Research Overview - Dual Regression
A common need for analyses such as ICA for resting-state FMRI is to run a group-average ICA, and then, for each subject, estimate a "version" of each of the group-level spatial maps. Currently, the best way to do this is to use dual regression. This:
- Regresses the group-spatial-maps into each subject's 4D dataset to give a set of timecourses (stage 1)
- Regresses those timecourses into the same 4D dataset to get a subject-specific set of spatial maps (stage 2)
It is then common to compare the spatial maps across groups of subjects to look for group differences, ideally using randomise permutation testing.

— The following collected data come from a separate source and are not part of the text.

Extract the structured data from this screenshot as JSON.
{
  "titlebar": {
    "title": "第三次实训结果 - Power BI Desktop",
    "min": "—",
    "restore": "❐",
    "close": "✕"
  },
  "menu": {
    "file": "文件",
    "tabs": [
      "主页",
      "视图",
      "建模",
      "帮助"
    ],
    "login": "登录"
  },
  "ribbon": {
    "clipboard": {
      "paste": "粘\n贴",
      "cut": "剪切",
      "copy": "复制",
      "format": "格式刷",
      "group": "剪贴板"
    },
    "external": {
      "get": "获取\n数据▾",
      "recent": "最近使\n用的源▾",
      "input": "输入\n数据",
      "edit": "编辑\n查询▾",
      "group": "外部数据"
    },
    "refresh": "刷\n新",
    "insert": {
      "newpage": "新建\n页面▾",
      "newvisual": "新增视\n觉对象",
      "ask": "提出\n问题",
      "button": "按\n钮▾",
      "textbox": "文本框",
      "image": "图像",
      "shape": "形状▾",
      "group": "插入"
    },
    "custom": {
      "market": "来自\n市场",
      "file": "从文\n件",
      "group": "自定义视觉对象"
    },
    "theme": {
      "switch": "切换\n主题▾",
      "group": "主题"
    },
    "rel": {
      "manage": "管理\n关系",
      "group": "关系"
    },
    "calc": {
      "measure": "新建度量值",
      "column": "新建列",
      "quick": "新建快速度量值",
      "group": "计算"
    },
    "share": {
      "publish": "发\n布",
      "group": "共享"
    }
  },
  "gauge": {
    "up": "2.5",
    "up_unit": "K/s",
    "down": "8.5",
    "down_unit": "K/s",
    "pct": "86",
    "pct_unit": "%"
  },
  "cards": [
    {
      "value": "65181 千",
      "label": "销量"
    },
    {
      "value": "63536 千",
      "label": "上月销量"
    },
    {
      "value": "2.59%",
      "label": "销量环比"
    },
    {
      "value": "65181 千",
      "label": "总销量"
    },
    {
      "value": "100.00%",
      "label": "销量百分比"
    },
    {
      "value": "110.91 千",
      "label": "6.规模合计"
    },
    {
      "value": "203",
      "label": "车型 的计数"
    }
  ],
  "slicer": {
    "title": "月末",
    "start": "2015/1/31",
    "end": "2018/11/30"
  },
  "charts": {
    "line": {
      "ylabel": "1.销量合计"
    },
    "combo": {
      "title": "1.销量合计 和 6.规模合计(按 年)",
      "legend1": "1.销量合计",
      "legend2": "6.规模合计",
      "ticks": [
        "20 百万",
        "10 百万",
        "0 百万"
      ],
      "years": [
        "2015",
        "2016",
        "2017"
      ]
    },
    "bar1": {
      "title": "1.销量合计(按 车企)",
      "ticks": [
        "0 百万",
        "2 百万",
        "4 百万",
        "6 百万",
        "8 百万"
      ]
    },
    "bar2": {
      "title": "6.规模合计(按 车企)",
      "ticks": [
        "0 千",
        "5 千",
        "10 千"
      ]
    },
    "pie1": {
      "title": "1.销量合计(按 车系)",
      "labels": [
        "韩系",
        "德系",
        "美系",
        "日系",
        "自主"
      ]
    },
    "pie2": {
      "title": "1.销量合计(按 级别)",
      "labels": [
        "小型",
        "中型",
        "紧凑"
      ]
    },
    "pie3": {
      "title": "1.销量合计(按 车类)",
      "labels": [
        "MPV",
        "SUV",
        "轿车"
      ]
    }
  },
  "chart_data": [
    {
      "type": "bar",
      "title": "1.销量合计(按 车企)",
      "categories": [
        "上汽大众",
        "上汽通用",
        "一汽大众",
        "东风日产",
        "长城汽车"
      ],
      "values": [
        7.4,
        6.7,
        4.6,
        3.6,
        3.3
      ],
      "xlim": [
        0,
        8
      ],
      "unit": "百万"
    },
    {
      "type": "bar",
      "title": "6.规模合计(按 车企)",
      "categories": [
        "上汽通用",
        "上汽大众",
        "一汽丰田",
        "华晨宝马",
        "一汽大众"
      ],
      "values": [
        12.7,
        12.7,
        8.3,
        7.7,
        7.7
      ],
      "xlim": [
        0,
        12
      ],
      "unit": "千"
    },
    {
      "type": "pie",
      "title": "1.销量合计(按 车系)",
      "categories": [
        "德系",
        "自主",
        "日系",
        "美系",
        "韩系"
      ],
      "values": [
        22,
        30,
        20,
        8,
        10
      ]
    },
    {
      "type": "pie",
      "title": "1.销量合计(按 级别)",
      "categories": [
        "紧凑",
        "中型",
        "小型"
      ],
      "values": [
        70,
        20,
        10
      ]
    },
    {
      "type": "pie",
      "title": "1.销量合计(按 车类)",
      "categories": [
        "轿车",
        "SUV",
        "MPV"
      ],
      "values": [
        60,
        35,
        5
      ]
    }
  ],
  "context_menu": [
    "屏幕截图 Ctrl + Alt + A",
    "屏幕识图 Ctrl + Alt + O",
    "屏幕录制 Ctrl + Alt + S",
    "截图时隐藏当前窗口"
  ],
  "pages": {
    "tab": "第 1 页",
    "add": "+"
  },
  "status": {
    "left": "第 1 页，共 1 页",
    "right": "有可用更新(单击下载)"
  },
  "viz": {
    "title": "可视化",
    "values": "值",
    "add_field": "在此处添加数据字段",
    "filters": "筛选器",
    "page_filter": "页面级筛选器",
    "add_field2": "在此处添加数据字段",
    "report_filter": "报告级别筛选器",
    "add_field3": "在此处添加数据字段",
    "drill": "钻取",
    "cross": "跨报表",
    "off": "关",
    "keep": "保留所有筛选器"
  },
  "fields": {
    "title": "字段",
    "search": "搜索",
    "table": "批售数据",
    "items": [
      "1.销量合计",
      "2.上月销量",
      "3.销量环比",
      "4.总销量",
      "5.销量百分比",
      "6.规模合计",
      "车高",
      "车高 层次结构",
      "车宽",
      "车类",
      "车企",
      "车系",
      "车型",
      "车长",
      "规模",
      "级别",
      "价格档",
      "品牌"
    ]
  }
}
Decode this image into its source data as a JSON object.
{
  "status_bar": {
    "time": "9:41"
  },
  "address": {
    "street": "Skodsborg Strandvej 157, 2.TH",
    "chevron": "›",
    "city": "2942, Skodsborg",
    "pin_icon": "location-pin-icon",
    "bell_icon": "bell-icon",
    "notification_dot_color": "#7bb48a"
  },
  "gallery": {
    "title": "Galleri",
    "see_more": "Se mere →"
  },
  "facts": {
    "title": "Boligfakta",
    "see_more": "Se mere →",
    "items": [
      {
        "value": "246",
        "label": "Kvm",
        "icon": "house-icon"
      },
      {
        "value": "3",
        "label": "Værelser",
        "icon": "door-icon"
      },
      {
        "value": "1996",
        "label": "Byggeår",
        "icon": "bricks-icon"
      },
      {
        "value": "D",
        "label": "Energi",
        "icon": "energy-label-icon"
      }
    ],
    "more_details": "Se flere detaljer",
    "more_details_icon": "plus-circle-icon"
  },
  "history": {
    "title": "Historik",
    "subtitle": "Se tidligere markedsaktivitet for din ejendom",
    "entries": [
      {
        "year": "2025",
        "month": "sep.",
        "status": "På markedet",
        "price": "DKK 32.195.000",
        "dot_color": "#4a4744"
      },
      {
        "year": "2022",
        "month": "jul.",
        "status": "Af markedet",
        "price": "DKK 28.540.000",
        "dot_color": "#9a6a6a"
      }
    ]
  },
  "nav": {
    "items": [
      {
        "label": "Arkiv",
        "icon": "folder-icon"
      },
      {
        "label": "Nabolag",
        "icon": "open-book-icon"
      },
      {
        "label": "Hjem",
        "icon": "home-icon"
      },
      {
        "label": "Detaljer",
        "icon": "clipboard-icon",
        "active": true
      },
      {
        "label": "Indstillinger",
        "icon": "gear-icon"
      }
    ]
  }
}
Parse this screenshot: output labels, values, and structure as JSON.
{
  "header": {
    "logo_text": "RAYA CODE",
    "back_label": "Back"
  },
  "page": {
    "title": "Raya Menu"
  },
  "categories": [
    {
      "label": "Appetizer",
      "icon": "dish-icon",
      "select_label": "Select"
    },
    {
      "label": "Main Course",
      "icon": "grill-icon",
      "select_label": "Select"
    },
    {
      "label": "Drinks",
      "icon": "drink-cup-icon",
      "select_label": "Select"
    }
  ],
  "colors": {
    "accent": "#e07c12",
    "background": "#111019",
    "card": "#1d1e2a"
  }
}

If you use dual regression in your research, please make sure that you reference at least one of the articles listed below. For your convenience, we provide example text, which you are welcome to use in your methods description.
"The set of spatial maps from the group-average analysis was used to generate subject-specific versions of the spatial maps, and associated timeseries, using dual regression [Beckmann09,Filippini09]. First, for each subject, the group-average set of spatial maps is regressed (as spatial regressors in a multiple regression) into the subject's 4D space-time dataset. This results in a set of subject-specific timeseries, one per group-level spatial map. Next, those timeseries are regressed (as temporal regressors, again in a multiple regression) into the same 4D dataset, resulting in a set of subject-specific spatial maps, one per group-level spatial map. We then tested for [group differences, etc.] using FSL's randomise permutation-testing tool."
[Nickerson 2017] L. Nickerson, S.M. Smith, D. Öngür, C.F. Beckmann. Using Dual Regression to Investigate Network Shape and Amplitude in Functional Connectivity Analyses. Front Neurosci. 2017; 11: 115. doi: 10.3389/fnins.2017.00115
[Beckmann 2009] C.F. Beckmann, C.E. Mackay, N. Filippini, and S.M. Smith. Group comparison of resting-state FMRI data using multi-subject ICA and dual regression. OHBM, 2009.